Your affectionate son,
Bruce
The Old Hall School | Wellington | Shropshire [autumn 1950]
Dear Mummy & Daddy,
Boss hopes to put on a Midsummer Night’s Dream at the end of term and he has asked me to play the part of Billy Bottom. We had a Will Hay film on Tuesday called ‘Boys will be boys.’ We have not played soccer yet because of the rain. Please could you send me a tube of balsa cement, two + ⅛th of an inch square strips of balsa wood. And a piece of balsa wood 3˝ x ½˝ x 2ʹ because we are making a model of Mevagissy Harbour.9
Love
Bruce
The Old Hall School | Wellington | Shropshire | 3 October 1950
Dear Mummy & daddy,
I hope you are all well . . . We have had snow here.
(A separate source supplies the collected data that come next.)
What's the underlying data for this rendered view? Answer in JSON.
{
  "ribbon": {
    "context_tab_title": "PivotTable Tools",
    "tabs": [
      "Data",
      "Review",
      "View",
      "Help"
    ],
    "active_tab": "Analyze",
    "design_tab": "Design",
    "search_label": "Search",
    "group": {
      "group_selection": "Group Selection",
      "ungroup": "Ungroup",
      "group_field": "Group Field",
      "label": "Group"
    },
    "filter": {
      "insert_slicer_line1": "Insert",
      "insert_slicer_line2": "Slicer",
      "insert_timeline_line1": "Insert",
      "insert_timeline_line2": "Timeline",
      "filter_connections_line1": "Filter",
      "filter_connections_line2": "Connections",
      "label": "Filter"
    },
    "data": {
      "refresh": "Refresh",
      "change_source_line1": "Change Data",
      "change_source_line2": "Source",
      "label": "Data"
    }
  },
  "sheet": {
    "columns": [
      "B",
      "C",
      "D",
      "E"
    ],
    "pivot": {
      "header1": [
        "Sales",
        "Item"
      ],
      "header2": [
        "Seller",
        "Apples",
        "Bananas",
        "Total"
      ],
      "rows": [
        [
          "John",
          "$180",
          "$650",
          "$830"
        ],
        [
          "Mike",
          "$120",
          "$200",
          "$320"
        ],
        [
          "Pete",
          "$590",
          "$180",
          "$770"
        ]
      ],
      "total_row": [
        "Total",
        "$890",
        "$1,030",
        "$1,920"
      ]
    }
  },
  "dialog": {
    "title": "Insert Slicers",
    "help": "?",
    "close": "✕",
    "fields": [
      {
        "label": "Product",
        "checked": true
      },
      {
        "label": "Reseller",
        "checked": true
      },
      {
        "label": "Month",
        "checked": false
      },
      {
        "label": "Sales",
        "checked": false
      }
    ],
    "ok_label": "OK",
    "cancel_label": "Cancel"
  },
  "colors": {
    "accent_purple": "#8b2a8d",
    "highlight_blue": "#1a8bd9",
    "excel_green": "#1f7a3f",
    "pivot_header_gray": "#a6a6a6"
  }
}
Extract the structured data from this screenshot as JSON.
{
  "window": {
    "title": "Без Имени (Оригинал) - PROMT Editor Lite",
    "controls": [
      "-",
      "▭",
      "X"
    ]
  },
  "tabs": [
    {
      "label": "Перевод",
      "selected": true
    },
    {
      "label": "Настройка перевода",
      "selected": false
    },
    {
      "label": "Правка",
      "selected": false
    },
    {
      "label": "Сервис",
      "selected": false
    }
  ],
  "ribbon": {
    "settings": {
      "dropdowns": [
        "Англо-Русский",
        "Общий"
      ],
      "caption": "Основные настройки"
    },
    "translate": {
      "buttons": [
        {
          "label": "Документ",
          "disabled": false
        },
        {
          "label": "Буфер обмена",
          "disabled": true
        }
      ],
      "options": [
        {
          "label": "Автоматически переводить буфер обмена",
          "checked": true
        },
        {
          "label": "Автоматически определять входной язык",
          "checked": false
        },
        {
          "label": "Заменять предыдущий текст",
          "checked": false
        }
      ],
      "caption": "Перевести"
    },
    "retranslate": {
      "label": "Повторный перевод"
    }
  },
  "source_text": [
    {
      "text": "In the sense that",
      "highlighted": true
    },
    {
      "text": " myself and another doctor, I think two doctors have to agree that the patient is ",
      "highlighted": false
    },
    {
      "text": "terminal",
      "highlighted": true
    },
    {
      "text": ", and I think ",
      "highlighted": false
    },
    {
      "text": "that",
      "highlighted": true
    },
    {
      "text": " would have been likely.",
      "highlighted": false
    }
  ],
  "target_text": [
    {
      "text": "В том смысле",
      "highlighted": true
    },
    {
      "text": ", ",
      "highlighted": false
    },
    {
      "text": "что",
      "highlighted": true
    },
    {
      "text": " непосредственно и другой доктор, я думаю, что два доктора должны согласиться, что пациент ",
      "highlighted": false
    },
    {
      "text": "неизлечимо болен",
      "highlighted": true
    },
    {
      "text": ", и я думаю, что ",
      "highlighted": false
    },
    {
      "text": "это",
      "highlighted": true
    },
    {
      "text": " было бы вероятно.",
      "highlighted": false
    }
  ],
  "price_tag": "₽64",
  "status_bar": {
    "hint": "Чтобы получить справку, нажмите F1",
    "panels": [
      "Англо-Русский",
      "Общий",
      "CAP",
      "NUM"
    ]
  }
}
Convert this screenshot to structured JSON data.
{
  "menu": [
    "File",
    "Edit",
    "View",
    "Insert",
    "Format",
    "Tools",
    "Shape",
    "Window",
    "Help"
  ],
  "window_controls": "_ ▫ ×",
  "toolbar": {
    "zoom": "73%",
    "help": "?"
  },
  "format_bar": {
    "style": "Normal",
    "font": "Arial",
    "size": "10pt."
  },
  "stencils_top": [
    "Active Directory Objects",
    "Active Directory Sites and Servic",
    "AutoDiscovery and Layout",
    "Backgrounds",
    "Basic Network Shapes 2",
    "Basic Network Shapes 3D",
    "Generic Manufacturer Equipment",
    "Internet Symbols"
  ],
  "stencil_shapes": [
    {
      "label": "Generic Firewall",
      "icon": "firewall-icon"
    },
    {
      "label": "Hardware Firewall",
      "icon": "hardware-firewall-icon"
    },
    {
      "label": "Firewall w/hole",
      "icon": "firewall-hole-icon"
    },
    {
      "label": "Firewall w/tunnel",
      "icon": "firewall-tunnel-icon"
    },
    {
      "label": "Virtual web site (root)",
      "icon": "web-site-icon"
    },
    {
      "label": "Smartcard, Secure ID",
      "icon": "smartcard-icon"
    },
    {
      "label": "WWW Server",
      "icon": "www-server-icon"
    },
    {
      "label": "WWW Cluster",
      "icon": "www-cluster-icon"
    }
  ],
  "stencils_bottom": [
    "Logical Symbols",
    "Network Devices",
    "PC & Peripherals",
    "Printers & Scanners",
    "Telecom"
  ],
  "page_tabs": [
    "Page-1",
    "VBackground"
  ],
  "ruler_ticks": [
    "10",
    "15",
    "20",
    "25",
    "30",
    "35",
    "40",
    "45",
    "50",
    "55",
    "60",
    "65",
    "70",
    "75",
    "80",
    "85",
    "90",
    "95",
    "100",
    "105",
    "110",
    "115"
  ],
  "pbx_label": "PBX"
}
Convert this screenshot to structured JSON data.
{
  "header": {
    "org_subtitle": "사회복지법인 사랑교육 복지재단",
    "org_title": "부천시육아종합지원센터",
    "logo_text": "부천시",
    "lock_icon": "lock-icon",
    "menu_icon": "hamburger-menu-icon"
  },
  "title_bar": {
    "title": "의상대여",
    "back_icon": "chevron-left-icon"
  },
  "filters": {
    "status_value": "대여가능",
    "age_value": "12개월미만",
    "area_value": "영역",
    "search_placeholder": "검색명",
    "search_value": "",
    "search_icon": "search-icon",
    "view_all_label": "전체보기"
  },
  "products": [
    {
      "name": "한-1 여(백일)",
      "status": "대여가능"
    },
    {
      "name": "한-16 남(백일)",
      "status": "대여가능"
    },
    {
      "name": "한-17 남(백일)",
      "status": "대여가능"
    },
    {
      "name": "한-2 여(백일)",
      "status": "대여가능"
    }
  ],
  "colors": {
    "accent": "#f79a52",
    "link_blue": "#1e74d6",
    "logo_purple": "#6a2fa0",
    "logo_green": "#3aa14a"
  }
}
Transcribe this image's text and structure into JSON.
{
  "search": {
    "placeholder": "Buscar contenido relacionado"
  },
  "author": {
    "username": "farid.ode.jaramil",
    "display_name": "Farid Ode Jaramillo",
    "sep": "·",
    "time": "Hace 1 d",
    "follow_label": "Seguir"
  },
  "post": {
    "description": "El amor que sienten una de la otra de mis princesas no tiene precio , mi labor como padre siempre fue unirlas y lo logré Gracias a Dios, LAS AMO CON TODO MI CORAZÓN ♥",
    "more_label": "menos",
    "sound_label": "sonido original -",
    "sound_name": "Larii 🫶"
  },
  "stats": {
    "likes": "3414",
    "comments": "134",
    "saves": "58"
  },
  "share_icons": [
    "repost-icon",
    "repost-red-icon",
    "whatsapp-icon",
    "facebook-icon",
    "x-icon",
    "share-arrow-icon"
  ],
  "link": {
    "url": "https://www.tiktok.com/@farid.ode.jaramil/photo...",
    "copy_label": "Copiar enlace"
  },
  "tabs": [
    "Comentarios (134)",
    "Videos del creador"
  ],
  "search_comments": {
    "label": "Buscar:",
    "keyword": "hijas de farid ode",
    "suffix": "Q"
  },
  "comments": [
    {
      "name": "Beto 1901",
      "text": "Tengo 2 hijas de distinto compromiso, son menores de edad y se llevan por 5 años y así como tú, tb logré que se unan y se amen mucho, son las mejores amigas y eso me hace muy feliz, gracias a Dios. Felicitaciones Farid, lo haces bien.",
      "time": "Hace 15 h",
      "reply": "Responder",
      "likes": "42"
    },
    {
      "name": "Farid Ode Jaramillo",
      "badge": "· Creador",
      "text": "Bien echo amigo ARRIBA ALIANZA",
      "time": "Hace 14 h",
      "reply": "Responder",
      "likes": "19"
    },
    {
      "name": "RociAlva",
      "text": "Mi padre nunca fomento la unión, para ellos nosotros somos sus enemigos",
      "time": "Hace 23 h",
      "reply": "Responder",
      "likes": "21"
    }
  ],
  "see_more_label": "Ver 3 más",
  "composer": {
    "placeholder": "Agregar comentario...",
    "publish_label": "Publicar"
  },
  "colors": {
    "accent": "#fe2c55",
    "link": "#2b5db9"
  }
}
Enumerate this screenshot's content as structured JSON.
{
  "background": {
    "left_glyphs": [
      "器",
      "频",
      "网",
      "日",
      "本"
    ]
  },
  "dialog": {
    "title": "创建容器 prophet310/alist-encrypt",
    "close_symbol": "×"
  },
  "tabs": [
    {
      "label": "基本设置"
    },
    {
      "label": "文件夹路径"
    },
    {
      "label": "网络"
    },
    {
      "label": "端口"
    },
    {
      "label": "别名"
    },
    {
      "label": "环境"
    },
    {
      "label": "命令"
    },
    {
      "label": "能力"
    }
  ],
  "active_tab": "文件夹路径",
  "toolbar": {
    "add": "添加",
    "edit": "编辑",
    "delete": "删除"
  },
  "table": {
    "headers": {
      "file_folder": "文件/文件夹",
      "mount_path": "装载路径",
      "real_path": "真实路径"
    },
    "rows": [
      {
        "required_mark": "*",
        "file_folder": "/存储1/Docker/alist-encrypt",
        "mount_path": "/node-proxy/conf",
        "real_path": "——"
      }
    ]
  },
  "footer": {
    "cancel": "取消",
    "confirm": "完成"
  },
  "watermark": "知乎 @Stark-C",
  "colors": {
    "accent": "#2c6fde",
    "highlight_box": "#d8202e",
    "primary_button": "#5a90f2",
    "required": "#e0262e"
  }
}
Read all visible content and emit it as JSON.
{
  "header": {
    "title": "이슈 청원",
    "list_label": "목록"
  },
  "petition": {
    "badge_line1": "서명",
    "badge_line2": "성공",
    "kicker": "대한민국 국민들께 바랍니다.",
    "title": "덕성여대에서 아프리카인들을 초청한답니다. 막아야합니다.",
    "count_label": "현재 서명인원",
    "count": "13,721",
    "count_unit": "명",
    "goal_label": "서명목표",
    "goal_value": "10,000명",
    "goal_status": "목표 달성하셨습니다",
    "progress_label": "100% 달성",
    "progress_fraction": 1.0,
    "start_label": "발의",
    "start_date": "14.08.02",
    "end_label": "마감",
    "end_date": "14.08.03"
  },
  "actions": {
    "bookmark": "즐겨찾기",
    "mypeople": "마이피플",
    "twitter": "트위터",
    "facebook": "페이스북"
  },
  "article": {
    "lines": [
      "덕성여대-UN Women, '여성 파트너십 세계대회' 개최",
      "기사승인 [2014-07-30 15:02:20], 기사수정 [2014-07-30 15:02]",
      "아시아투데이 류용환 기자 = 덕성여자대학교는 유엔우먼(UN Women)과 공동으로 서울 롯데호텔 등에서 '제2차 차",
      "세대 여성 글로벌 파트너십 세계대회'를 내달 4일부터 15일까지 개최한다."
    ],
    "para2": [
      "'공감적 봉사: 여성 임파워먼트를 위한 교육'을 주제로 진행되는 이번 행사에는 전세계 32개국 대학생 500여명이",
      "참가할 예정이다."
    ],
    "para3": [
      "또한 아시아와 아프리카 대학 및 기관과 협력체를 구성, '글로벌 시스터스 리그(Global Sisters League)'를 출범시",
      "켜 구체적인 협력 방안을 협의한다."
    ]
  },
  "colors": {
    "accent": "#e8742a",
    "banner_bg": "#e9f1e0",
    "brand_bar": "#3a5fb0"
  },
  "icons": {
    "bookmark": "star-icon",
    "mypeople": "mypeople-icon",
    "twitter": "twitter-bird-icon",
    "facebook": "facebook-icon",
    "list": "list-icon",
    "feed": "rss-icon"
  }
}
It is thawing but it is extremely hot . . . I came 10th in maths exam with 38 marks. I came 4th in Scripture with 52 marks. In History I came 3rd with 54 marks. The play is getting on all right now. We are going to watch a Midsummer Dream which is on television today. Mr Fee Smith has hired a large 15˝ screen set. We had a nice service in chapel to-day as it is Advent Sunday. My model speedboat is completed, so please could you send
some blue and silver dope and two paint brushes. You will get it at the Model Aerodrome. On Monday I had the wacking10, for refusing to give a chit in which was not true. I was beating the master (Mr Poole) in an argument. He knew he was losing so he said ‘Well, it’s too late now I have reported you to Mr Fee Smith, and he told me to write you out a chit, he told me.’
with love
from
Bruce
The Old Hall School | Wellington | Shropshire | 10 December 1950
Dear Mummy & Daddy,
I have just discovered that my bird-books are worth £10 for the set, and will soon be very valuable.11 I have decided that I would prefer a lightweight sports bycicle than an ordinary bycicle with a 3 speed gear. The trunks have come up and the play is going on quite well now. Boss has put a lot of his imagination in it. I think that if acted propaly it will be very nice.12 I came second in the term order. I didn’t want to be first because it is to much of a fag. Thank you very much for sending me the Globe-Theatre Micro-model. I have made a lot of Christmas decorations for the holidays. Our dormitory is festooned with them.